The Au Mic b makes the Mercury feel like a treat. Roughly the size of Neptune, it lives fast, orbiting the star in just eight days, under constant stellar winds and ultraviolet radiation. Planets born within the first 100 million years of their stellar life are likely to lose the most material from their atmospheres (depending on time of formation and distance), and this planet is no exception. The flare heats the hydrogen atmosphere to the point where the gas is no longer held by the planet’s gravity and is released into space.
now you’re looking at me…
Hubble observed Au Mic b during two passes. Then it passed in front of the star, causing the star’s light to fade. These observations were made at wavelengths that allow us to observe the flow of hydrogen from the Earth. Oddly enough, the loss of hydrogen was only occasionally apparent.
“Although we could not clearly confirm absorption by the planet, [transit] 1, [transit] 2 indicates that the planet’s neutral hydrogen escapes in front of AU Mic b and is being accelerated away from the host star,” they said. study It was recently published in the Journal of Astronomy.

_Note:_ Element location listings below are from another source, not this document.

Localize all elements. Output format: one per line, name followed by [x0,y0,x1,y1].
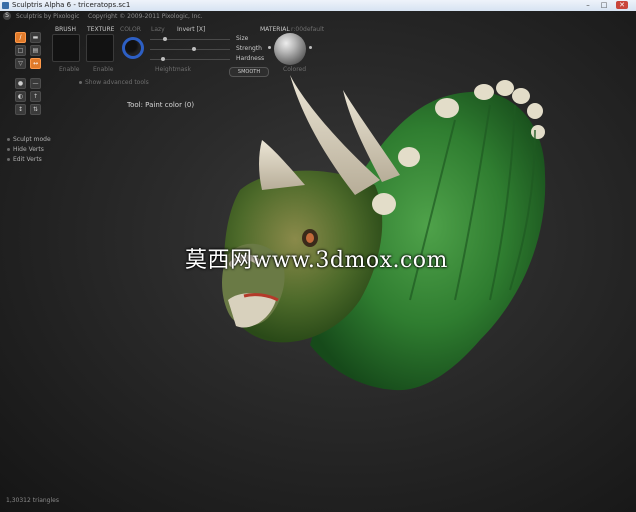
material-prev-icon[interactable] [268,46,271,49]
texture-label: TEXTURE [87,26,115,33]
hide-verts-radio[interactable] [7,148,10,151]
texture-enable[interactable]: Enable [93,66,113,73]
strength-label: Strength [236,45,262,52]
show-advanced-label[interactable]: Show advanced tools [85,79,149,86]
hide-verts-label: Hide Verts [13,146,44,153]
tool-button-tool-10[interactable]: ↑ [30,91,41,102]
size-slider[interactable] [150,39,230,40]
strength-slider[interactable] [150,49,230,50]
tool-info: Tool: Paint color (0) [127,101,195,109]
product-name: Sculptris by Pixologic [16,13,80,20]
hide-verts-toggle[interactable]: Hide Verts [7,146,44,153]
triangle-count: 1,30312 triangles [6,497,59,504]
material-sphere[interactable] [274,33,306,65]
material-name[interactable]: r:00default [291,26,324,33]
lazy-label: Lazy [151,26,165,33]
tool-button-tool-12[interactable]: ⇅ [30,104,41,115]
sculpt-mode-toggle[interactable]: Sculpt mode [7,136,51,143]
strength-slider-knob[interactable] [192,47,196,51]
color-swatch[interactable] [122,37,144,59]
tool-button-tool-6[interactable]: ↔ [30,58,41,69]
copyright-text: Copyright © 2009-2011 Pixologic, Inc. [88,13,203,20]
tool-button-tool-11[interactable]: ↕ [15,104,26,115]
tool-button-paint-color[interactable]: / [15,32,26,43]
tool-button-tool-4[interactable]: ▤ [30,45,41,56]
tool-button-paint-bump[interactable]: ▬ [30,32,41,43]
show-advanced-checkbox[interactable] [79,81,82,84]
hardness-label: Hardness [236,55,265,62]
material-next-icon[interactable] [309,46,312,49]
tool-button-tool-3[interactable]: □ [15,45,26,56]
tool-button-tool-9[interactable]: ◐ [15,91,26,102]
heightmask-label[interactable]: Heightmask [155,66,191,73]
edit-verts-toggle[interactable]: Edit Verts [7,156,42,163]
tool-button-mask[interactable]: ▽ [15,58,26,69]
tool-button-tool-8[interactable]: — [30,78,41,89]
sculpt-mode-label: Sculpt mode [13,136,51,143]
size-label: Size [236,35,249,42]
brush-slot[interactable] [52,34,80,62]
colored-label[interactable]: Colored [283,66,306,73]
tool-button-tool-7[interactable]: ● [15,78,26,89]
sculpt-mode-radio[interactable] [7,138,10,141]
watermark-text: 莫西网www.3dmox.com [185,248,448,273]
material-label: MATERIAL [260,26,290,33]
edit-verts-label: Edit Verts [13,156,42,163]
color-label: COLOR [120,26,141,33]
size-slider-knob[interactable] [163,37,167,41]
hardness-slider-knob[interactable] [161,57,165,61]
texture-slot[interactable] [86,34,114,62]
sculptris-logo-icon: S [3,12,11,20]
smooth-button[interactable]: SMOOTH [229,67,269,77]
invert-toggle[interactable]: Invert [X] [177,26,205,33]
nose-horn [259,140,305,190]
edit-verts-radio[interactable] [7,158,10,161]
brush-label: BRUSH [55,26,76,33]
brush-enable[interactable]: Enable [59,66,79,73]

The outflow of atmospheric gas is probably formed by the stellar wind from Au Mic, and not all the escaped gas can follow Au Mic b. These winds are so powerful that they actually push some of that gas in front of the Earth. This wind may have shaped the tail in such a way that it could not be observed from Hubble’s point of view.
Another possible reason for the non-observability of all Au Mic b efflux is photoionization. Oh Mick had just exploded a huge stellar flare hours before its first pass. The flare was so energetic that it heated and ionized gas particles, making them invisible at the wavelengths observed by Hubble. The aftermath of the flare is believed to have lasted throughout the first pass. It could have probably still been going on while Hubble was watching.
There are still many unknowns about planets like Au Mic b. Will hot Neptune, Jupiter, and Saturn, with their atmospheres devoured, turn into super-Earths when their cores are exposed? For now, Hubble will keep an eye on this strange planet.